An invention that fascinates me is graphene. Scientist have learned how to make transistors from this substance. These transistors can switch at rates of hundreds of gigahertz or faster. The first small chips with dozens of transistors already on the market. In addition with this technology more transistors could be packed into a chip and less power would be utilized. I really think the next generation of consoles should utilize this material. Just imagine instead of a 10 fold leap in power there could be a hundredfold leap empower.
 
Methinks before this makes it to the next generation of mass market budget conscious gaming console, it will have to go through, I dunno... R&D cycles proving high transistor count fabrication techniques, interconnect techniques, etc, then on to premium cost supercomputer and high performance/size/power applications (cost no object military mobile devices, etc.), then premium cost high performance PC's and consumer mobile devices, then to mainstream devices like budget PC's and gaming consoles.

But who know... maybe I'm horribly wrong.
 
An invention that fascinates me is graphene. Scientist have learned how to make transistors from this substance. These transistors can switch at rates of hundreds of gigahertz or faster.
This is nice, but not as nice as it might seem on the face of it.
Silicon transistors in isolation can be driven between 140-250 GHz, whereas graphene ones could go as high as 420.

Graphene can outpace silicon in isolation, and potentially edge out other high-frequency semiconductors that are used for signaling applications or might be the next materials used for 10nm or below.
Just as silicon transistors wind up twitching 25x slower when put into actual circuits, graphene performance is similarly brought down.
To top it off, graphene transistors are by some measures not very good transistors in terms of power consumption and leakage, at least as they are most commonly constructed.

The level of integration is essentially a factor of a billion short of where it needs to be, and the economics are currently many orders of magnitude worse.
I believe that future consoles, if they make them, should use whatever technology is economical at that time, not a preordained favorite.
 
Graphene consoles are 15-20 years off easily - if there will ever be such a thing. As Dilettante mentions, integration is horribly lacking and costs astronomical right now. It's hard enough just to make a sheet of graphene of any size right now (and the ones made tend to be really small), and anything approaching the 400mm silicon wafers in common use today are just pure science fiction right now. Then we have to create complex circuits in that graphene, on the order of tens of billions of transistors (since we're already in single figure numbers right now). That's also an unknown how that would be accomplished, except maybe on a theoretical level.

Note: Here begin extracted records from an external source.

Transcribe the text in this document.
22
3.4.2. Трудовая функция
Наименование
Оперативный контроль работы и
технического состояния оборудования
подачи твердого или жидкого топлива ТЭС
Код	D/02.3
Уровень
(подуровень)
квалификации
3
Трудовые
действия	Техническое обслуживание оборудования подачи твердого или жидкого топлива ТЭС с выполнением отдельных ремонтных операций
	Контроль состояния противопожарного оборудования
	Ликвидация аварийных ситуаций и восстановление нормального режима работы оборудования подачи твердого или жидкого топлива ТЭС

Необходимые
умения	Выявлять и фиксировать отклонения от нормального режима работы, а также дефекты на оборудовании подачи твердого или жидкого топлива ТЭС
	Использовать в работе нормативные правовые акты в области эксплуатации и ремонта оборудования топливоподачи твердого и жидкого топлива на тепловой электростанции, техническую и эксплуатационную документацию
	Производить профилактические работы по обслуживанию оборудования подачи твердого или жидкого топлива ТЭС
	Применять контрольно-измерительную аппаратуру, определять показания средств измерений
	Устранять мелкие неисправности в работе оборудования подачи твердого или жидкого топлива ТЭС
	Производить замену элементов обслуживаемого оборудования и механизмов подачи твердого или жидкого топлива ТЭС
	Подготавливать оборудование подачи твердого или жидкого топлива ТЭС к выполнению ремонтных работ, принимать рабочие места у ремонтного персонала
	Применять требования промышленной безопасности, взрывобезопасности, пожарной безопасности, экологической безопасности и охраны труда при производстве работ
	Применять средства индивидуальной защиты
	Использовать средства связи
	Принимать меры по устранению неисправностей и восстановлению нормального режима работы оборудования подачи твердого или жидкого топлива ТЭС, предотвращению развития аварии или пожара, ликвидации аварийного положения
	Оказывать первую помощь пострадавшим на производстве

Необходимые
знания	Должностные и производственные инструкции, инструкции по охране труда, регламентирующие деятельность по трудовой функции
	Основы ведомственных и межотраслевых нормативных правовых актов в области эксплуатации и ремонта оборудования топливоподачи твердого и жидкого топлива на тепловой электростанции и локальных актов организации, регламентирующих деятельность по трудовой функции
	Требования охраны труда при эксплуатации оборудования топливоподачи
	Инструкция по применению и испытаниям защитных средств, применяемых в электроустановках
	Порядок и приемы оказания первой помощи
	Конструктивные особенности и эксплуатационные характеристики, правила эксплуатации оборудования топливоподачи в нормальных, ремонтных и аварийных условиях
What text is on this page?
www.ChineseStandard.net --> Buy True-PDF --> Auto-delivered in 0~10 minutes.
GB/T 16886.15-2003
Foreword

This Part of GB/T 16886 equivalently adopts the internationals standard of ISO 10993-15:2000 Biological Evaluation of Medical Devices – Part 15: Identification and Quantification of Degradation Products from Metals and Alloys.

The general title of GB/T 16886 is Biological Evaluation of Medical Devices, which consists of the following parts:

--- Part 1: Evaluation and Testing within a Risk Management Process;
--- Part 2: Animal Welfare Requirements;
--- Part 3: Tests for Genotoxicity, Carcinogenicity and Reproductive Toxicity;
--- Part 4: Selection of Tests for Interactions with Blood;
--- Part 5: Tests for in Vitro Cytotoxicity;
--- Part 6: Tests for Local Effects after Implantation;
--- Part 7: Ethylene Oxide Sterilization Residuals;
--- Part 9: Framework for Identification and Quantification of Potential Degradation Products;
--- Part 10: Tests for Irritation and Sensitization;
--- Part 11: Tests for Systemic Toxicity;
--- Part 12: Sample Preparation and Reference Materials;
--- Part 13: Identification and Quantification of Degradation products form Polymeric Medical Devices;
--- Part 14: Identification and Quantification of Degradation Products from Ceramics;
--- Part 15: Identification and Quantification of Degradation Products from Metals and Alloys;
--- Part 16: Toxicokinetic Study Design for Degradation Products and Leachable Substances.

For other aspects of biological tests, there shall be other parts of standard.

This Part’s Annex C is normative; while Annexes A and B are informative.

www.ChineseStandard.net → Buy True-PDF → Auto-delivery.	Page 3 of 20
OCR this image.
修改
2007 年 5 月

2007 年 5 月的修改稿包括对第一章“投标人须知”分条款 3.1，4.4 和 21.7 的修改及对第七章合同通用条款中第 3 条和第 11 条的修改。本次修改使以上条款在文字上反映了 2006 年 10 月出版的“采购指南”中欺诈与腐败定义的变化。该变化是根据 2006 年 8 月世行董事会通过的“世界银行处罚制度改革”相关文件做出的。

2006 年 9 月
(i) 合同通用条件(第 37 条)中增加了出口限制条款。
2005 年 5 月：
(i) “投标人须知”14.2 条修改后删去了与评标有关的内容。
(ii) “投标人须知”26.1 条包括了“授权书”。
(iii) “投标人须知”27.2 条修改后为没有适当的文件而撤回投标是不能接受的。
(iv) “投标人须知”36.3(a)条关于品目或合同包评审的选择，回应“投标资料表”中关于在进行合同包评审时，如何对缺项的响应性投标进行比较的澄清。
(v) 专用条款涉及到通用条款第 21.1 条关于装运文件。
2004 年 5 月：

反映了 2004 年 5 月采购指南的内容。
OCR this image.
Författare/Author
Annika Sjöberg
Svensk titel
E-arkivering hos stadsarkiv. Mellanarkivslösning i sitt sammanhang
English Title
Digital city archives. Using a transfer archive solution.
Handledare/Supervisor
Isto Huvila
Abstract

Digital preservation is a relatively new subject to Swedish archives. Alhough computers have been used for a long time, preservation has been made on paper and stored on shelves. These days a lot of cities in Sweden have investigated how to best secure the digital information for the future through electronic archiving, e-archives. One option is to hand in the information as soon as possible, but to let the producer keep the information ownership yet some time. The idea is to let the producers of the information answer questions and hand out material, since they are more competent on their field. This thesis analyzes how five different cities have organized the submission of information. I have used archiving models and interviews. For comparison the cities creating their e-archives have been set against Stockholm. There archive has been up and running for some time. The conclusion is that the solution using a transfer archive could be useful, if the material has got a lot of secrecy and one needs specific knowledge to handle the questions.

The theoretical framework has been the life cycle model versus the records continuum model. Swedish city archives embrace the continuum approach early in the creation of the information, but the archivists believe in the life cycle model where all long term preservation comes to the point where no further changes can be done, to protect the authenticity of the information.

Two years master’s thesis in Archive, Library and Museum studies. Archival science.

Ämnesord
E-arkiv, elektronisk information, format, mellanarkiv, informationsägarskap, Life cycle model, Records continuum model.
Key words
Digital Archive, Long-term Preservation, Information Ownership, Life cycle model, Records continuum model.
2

It's interesting tech for sure, but there's no way to predict if it's ever going to pay off.
 
This is nice, but not as nice as it might seem on the face of it.
Silicon transistors in isolation can be driven between 140-250 GHz, whereas graphene ones could go as high as 420.

Graphene can outpace silicon in isolation, and potentially edge out other high-frequency semiconductors that are used for signaling applications or might be the next materials used for 10nm or below.
Just as silicon transistors wind up twitching 25x slower when put into actual circuits, graphene performance is similarly brought down.
To top it off, graphene transistors are by some measures not very good transistors in terms of power consumption and leakage, at least as they are most commonly constructed.

The level of integration is essentially a factor of a billion short of where it needs to be, and the economics are currently many orders of magnitude worse.
I believe that future consoles, if they make them, should use whatever technology is economical at that time, not a preordained favorite.

Graphene is unlikely to se useful for transistors. It has no bandgap, so it cannot turn off. You have to use multiple layers to make FETs, but that comes with it's own tolerance problems.